Heed these warning signs as they might just save your life.
HE WAS A QUIET MAN
Take note of any shy, loaner types and record their actions. Does he leave his domicile at peculiar hours? Does he carry a duffel bag on many of these mysterious excursions? Does he own a chain saw but live in an apartment in the city? If he does, he may just be a redneck-but it is more likely that he is a real serial killer.
POINTY THINGS
If you notice your neighbor fondling sharp objects like hedge shears or a drafting compass keep them at safe distance--20 feet to one mile should do nicely.
NO REST FOR THE WICKED
What is the suspect's occupation? You can tell alot from a man's toil. For instance, if he is a house painter with many large auburn-brown drop clothes but very few brushes or rollers you would be wise to warn the authorities now. After all, its alot easier to reconcile a false police report than it is to come back from the dead.

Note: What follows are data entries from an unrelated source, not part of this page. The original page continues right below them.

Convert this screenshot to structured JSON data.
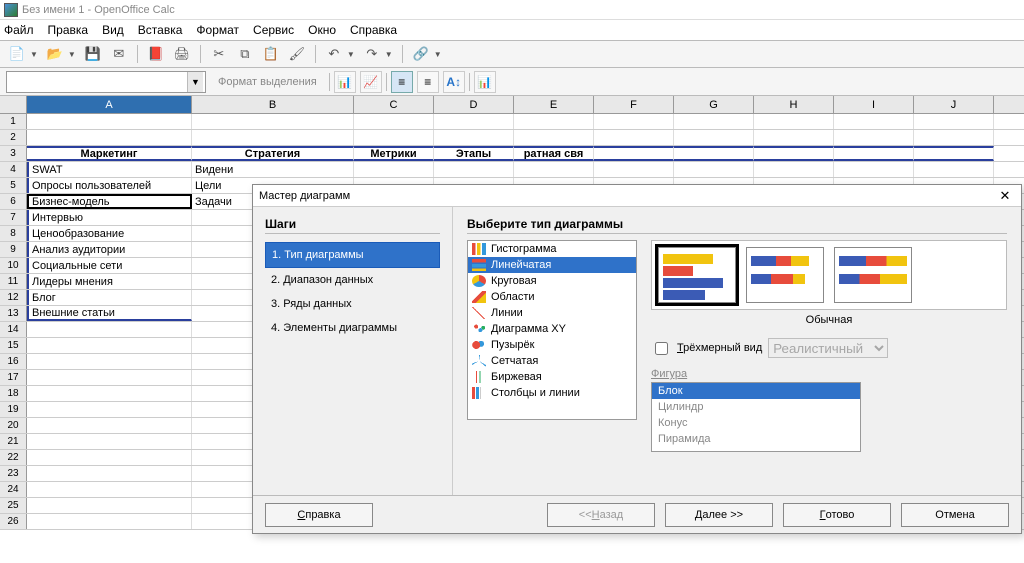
{
  "window": {
    "title": "Без имени 1 - OpenOffice Calc"
  },
  "menu": {
    "items": [
      "Файл",
      "Правка",
      "Вид",
      "Вставка",
      "Формат",
      "Сервис",
      "Окно",
      "Справка"
    ]
  },
  "toolbar2": {
    "format_label": "Формат выделения"
  },
  "columns": {
    "widths": [
      165,
      162,
      80,
      80,
      80,
      80,
      80,
      80,
      80,
      80
    ],
    "labels": [
      "A",
      "B",
      "C",
      "D",
      "E",
      "F",
      "G",
      "H",
      "I",
      "J"
    ],
    "active": 0
  },
  "sheet": {
    "headers_row": 3,
    "headers": [
      "Маркетинг",
      "Стратегия",
      "Метрики",
      "Этапы",
      "ратная свя"
    ],
    "rows": [
      {
        "n": 4,
        "cells": [
          "SWAT",
          "Видени"
        ]
      },
      {
        "n": 5,
        "cells": [
          "Опросы пользователей",
          "Цели"
        ]
      },
      {
        "n": 6,
        "cells": [
          "Бизнес-модель",
          "Задачи"
        ],
        "selected": true
      },
      {
        "n": 7,
        "cells": [
          "Интервью",
          ""
        ]
      },
      {
        "n": 8,
        "cells": [
          "Ценообразование",
          ""
        ]
      },
      {
        "n": 9,
        "cells": [
          "Анализ аудитории",
          ""
        ]
      },
      {
        "n": 10,
        "cells": [
          "Социальные сети",
          ""
        ]
      },
      {
        "n": 11,
        "cells": [
          "Лидеры мнения",
          ""
        ]
      },
      {
        "n": 12,
        "cells": [
          "Блог",
          ""
        ]
      },
      {
        "n": 13,
        "cells": [
          "Внешние статьи",
          ""
        ]
      }
    ],
    "total_rows": 26
  },
  "dialog": {
    "title": "Мастер диаграмм",
    "steps_label": "Шаги",
    "steps": [
      "1. Тип диаграммы",
      "2. Диапазон данных",
      "3. Ряды данных",
      "4. Элементы диаграммы"
    ],
    "active_step": 0,
    "choose_type_label": "Выберите тип диаграммы",
    "chart_types": [
      "Гистограмма",
      "Линейчатая",
      "Круговая",
      "Области",
      "Линии",
      "Диаграмма XY",
      "Пузырёк",
      "Сетчатая",
      "Биржевая",
      "Столбцы и линии"
    ],
    "selected_type": 1,
    "subtype_label": "Обычная",
    "threeD_label": "Трёхмерный вид",
    "threeD_option": "Реалистичный",
    "shape_label": "Фигура",
    "shapes": [
      "Блок",
      "Цилиндр",
      "Конус",
      "Пирамида"
    ],
    "selected_shape": 0,
    "buttons": {
      "help": "Справка",
      "back": "<< Назад",
      "next": "Далее >>",
      "finish": "Готово",
      "cancel": "Отмена"
    }
  }
}
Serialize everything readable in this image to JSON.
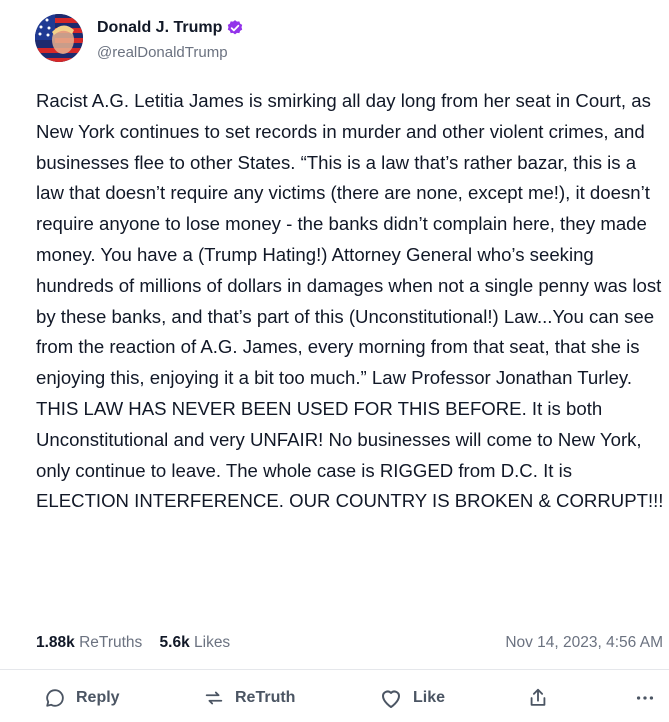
{
  "author": {
    "display_name": "Donald J. Trump",
    "handle": "@realDonaldTrump",
    "verified_icon": "verified-badge-icon",
    "verified_color": "#9333ea"
  },
  "post": {
    "text": "Racist A.G. Letitia James is smirking all day long from her seat in Court, as New York continues to set records in murder and other violent crimes, and businesses flee to other States. “This is a law that’s rather bazar, this is a law that doesn’t require any victims (there are none, except me!), it doesn’t require anyone to lose money - the banks didn’t complain here, they made money. You have a (Trump Hating!) Attorney General who’s seeking hundreds of millions of dollars in damages when not a single penny was lost by these banks, and that’s part of this (Unconstitutional!) Law...You can see from the reaction of A.G. James, every morning from that seat, that she is enjoying this, enjoying it a bit too much.” Law Professor Jonathan Turley. THIS LAW HAS NEVER BEEN USED FOR THIS BEFORE. It is both Unconstitutional and very UNFAIR! No businesses will come to New York, only continue to leave. The whole case is RIGGED from D.C. It is ELECTION INTERFERENCE. OUR COUNTRY IS BROKEN & CORRUPT!!!"
  },
  "stats": {
    "retruths_count": "1.88k",
    "retruths_label": "ReTruths",
    "likes_count": "5.6k",
    "likes_label": "Likes",
    "timestamp": "Nov 14, 2023, 4:56 AM"
  },
  "actions": {
    "reply": "Reply",
    "retruth": "ReTruth",
    "like": "Like",
    "share_icon": "share-icon",
    "more_icon": "more-icon"
  }
}
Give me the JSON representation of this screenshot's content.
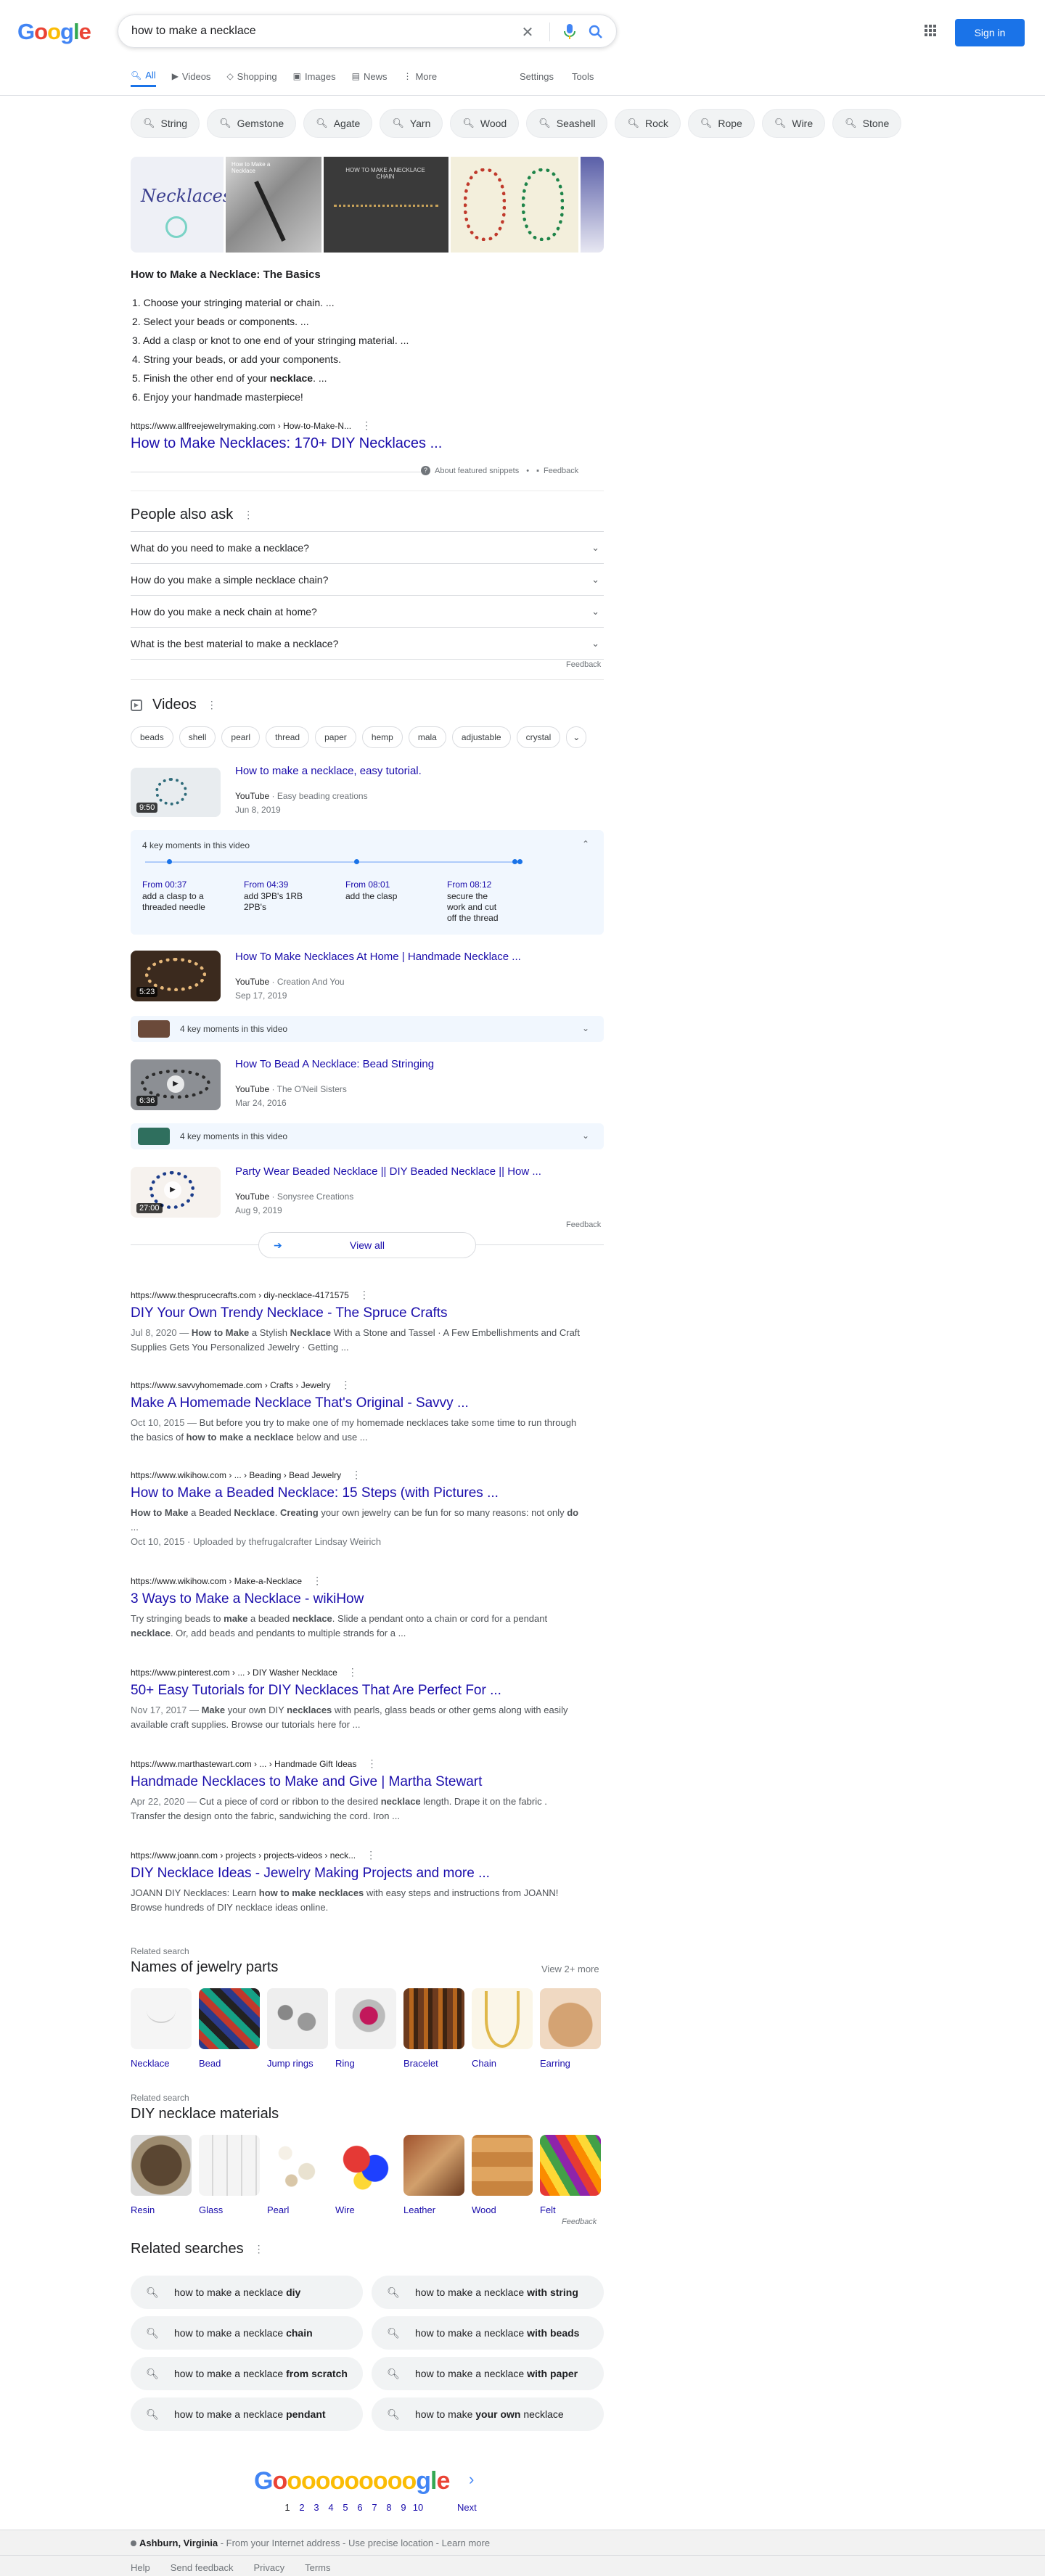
{
  "logo": {
    "letters": [
      "G",
      "o",
      "o",
      "g",
      "l",
      "e"
    ],
    "colors": [
      "#4285f4",
      "#ea4335",
      "#fbbc05",
      "#4285f4",
      "#34a853",
      "#ea4335"
    ]
  },
  "search": {
    "query": "how to make a necklace"
  },
  "header": {
    "sign_in": "Sign in"
  },
  "tabs": [
    {
      "label": "All",
      "icon": "search-icon"
    },
    {
      "label": "Videos",
      "icon": "video-icon"
    },
    {
      "label": "Shopping",
      "icon": "tag-icon"
    },
    {
      "label": "Images",
      "icon": "image-icon"
    },
    {
      "label": "News",
      "icon": "news-icon"
    },
    {
      "label": "More",
      "icon": "more-vert-icon"
    }
  ],
  "tools": {
    "settings": "Settings",
    "tools": "Tools"
  },
  "chips": [
    "String",
    "Gemstone",
    "Agate",
    "Yarn",
    "Wood",
    "Seashell",
    "Rock",
    "Rope",
    "Wire",
    "Stone"
  ],
  "featured": {
    "images": [
      {
        "caption": "Necklaces"
      },
      {
        "caption": "How to Make a Necklace"
      },
      {
        "caption": "HOW TO MAKE A NECKLACE CHAIN"
      },
      {
        "caption": ""
      },
      {
        "caption": ""
      }
    ],
    "title": "How to Make a Necklace: The Basics",
    "steps": [
      {
        "n": "1.",
        "pre": "Choose your stringing material or chain. ...",
        "bold": "",
        "post": ""
      },
      {
        "n": "2.",
        "pre": "Select your beads or components. ...",
        "bold": "",
        "post": ""
      },
      {
        "n": "3.",
        "pre": "Add a clasp or knot to one end of your stringing material. ...",
        "bold": "",
        "post": ""
      },
      {
        "n": "4.",
        "pre": "String your beads, or add your components.",
        "bold": "",
        "post": ""
      },
      {
        "n": "5.",
        "pre": "Finish the other end of your ",
        "bold": "necklace",
        "post": ". ..."
      },
      {
        "n": "6.",
        "pre": "Enjoy your handmade masterpiece!",
        "bold": "",
        "post": ""
      }
    ],
    "url": "https://www.allfreejewelrymaking.com › How-to-Make-N...",
    "link": "How to Make Necklaces: 170+ DIY Necklaces ...",
    "about": "About featured snippets",
    "feedback": "Feedback"
  },
  "paa": {
    "title": "People also ask",
    "questions": [
      "What do you need to make a necklace?",
      "How do you make a simple necklace chain?",
      "How do you make a neck chain at home?",
      "What is the best material to make a necklace?"
    ],
    "feedback": "Feedback"
  },
  "videos": {
    "title": "Videos",
    "chips": [
      "beads",
      "shell",
      "pearl",
      "thread",
      "paper",
      "hemp",
      "mala",
      "adjustable",
      "crystal"
    ],
    "items": [
      {
        "title": "How to make a necklace, easy tutorial.",
        "source": "YouTube",
        "channel": "Easy beading creations",
        "date": "Jun 8, 2019",
        "duration": "9:50"
      },
      {
        "title": "How To Make Necklaces At Home | Handmade Necklace ...",
        "source": "YouTube",
        "channel": "Creation And You",
        "date": "Sep 17, 2019",
        "duration": "5:23"
      },
      {
        "title": "How To Bead A Necklace: Bead Stringing",
        "source": "YouTube",
        "channel": "The O'Neil Sisters",
        "date": "Mar 24, 2016",
        "duration": "6:36"
      },
      {
        "title": "Party Wear Beaded Necklace || DIY Beaded Necklace || How ...",
        "source": "YouTube",
        "channel": "Sonysree Creations",
        "date": "Aug 9, 2019",
        "duration": "27:00"
      }
    ],
    "key_moments_label": "4 key moments in this video",
    "moments": [
      {
        "time": "From 00:37",
        "text": "add a clasp to a threaded needle"
      },
      {
        "time": "From 04:39",
        "text": "add 3PB's 1RB 2PB's"
      },
      {
        "time": "From 08:01",
        "text": "add the clasp"
      },
      {
        "time": "From 08:12",
        "text": "secure the work and cut off the thread"
      }
    ],
    "feedback": "Feedback",
    "view_all": "View all"
  },
  "results": [
    {
      "url": "https://www.thesprucecrafts.com › diy-necklace-4171575",
      "title": "DIY Your Own Trendy Necklace - The Spruce Crafts",
      "date": "Jul 8, 2020 — ",
      "snippet_html": "<b>How to Make</b> a Stylish <b>Necklace</b> With a Stone and Tassel · A Few Embellishments and Craft Supplies Gets You Personalized Jewelry · Getting ..."
    },
    {
      "url": "https://www.savvyhomemade.com › Crafts › Jewelry",
      "title": "Make A Homemade Necklace That's Original - Savvy ...",
      "date": "Oct 10, 2015 — ",
      "snippet_html": "But before you try to make one of my homemade necklaces take some time to run through the basics of <b>how to make a necklace</b> below and use ..."
    },
    {
      "url": "https://www.wikihow.com › ... › Beading › Bead Jewelry",
      "title": "How to Make a Beaded Necklace: 15 Steps (with Pictures ...",
      "date": "",
      "snippet_html": "<b>How to Make</b> a Beaded <b>Necklace</b>. <b>Creating</b> your own jewelry can be fun for so many reasons: not only <b>do</b> ...",
      "extra": "Oct 10, 2015 · Uploaded by thefrugalcrafter Lindsay Weirich"
    },
    {
      "url": "https://www.wikihow.com › Make-a-Necklace",
      "title": "3 Ways to Make a Necklace - wikiHow",
      "date": "",
      "snippet_html": "Try stringing beads to <b>make</b> a beaded <b>necklace</b>. Slide a pendant onto a chain or cord for a pendant <b>necklace</b>. Or, add beads and pendants to multiple strands for a ..."
    },
    {
      "url": "https://www.pinterest.com › ... › DIY Washer Necklace",
      "title": "50+ Easy Tutorials for DIY Necklaces That Are Perfect For ...",
      "date": "Nov 17, 2017 — ",
      "snippet_html": "<b>Make</b> your own DIY <b>necklaces</b> with pearls, glass beads or other gems along with easily available craft supplies. Browse our tutorials here for ..."
    },
    {
      "url": "https://www.marthastewart.com › ... › Handmade Gift Ideas",
      "title": "Handmade Necklaces to Make and Give | Martha Stewart",
      "date": "Apr 22, 2020 — ",
      "snippet_html": "Cut a piece of cord or ribbon to the desired <b>necklace</b> length. Drape it on the fabric . Transfer the design onto the fabric, sandwiching the cord. Iron ..."
    },
    {
      "url": "https://www.joann.com › projects › projects-videos › neck...",
      "title": "DIY Necklace Ideas - Jewelry Making Projects and more ...",
      "date": "",
      "snippet_html": "JOANN DIY Necklaces: Learn <b>how to make necklaces</b> with easy steps and instructions from JOANN! Browse hundreds of DIY necklace ideas online."
    }
  ],
  "related_parts": {
    "kicker": "Related search",
    "title": "Names of jewelry parts",
    "view_more": "View 2+ more",
    "items": [
      "Necklace",
      "Bead",
      "Jump rings",
      "Ring",
      "Bracelet",
      "Chain",
      "Earring"
    ]
  },
  "related_materials": {
    "kicker": "Related search",
    "title": "DIY necklace materials",
    "items": [
      "Resin",
      "Glass",
      "Pearl",
      "Wire",
      "Leather",
      "Wood",
      "Felt"
    ],
    "feedback": "Feedback"
  },
  "related_searches": {
    "title": "Related searches",
    "items": [
      {
        "pre": "how to make a necklace ",
        "bold": "diy",
        "post": ""
      },
      {
        "pre": "how to make a necklace ",
        "bold": "with string",
        "post": ""
      },
      {
        "pre": "how to make a necklace ",
        "bold": "chain",
        "post": ""
      },
      {
        "pre": "how to make a necklace ",
        "bold": "with beads",
        "post": ""
      },
      {
        "pre": "how to make a necklace ",
        "bold": "from scratch",
        "post": ""
      },
      {
        "pre": "how to make a necklace ",
        "bold": "with paper",
        "post": ""
      },
      {
        "pre": "how to make a necklace ",
        "bold": "pendant",
        "post": ""
      },
      {
        "pre": "how to make ",
        "bold": "your own",
        "post": " necklace"
      }
    ]
  },
  "pagination": {
    "pages": [
      "1",
      "2",
      "3",
      "4",
      "5",
      "6",
      "7",
      "8",
      "9",
      "10"
    ],
    "next": "Next",
    "logo_text": "Goooooooooogle"
  },
  "footer": {
    "location": "Ashburn, Virginia",
    "location_note": " - From your Internet address - Use precise location - Learn more",
    "links": [
      "Help",
      "Send feedback",
      "Privacy",
      "Terms"
    ]
  }
}
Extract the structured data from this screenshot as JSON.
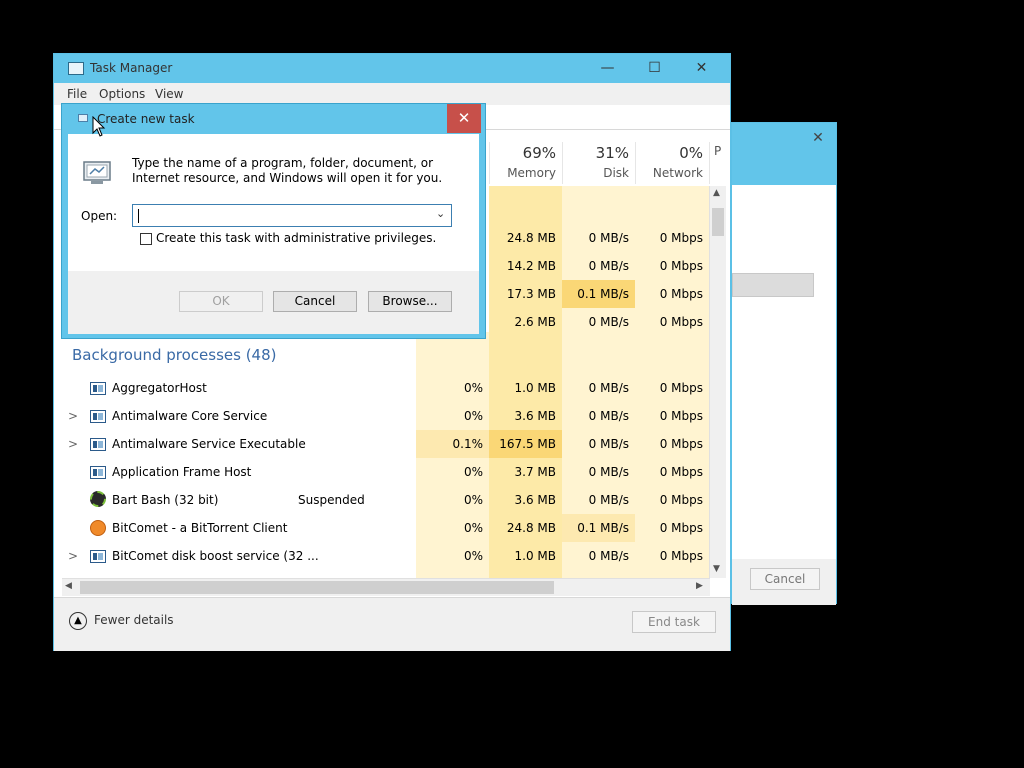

Now time for helpful hints how to avoid a serial killer
Helpful Hint #1
Put the number "9," "1," and "1" in your speed dialer. That way you only have to press one button in case of attack
Helpful Hint #2
No matter how hard up you are for a date never go out with a house painter, handyman or recluse. Many house painters, handymen and recluses are normal, average Joes but it never hurts to play it safe.
Helpful Hint #3
Avoid these unfortunate career decisions: prostitute, hitchiker, or runaway.
Helpful Hint #4
Do not be anemic, young victim type. History has shown us that the weak and frail are often the first to be thinned from the heard.
Helpful Hint #5
If you suspect anyone of being a serial killer (and you should suspect just about every one), avoid all contact with them. As a matter of fact you should ensconce yourself in your home with plenty of dehydrated food and fresh water. Keep an aluminum baseball bat under your pillow.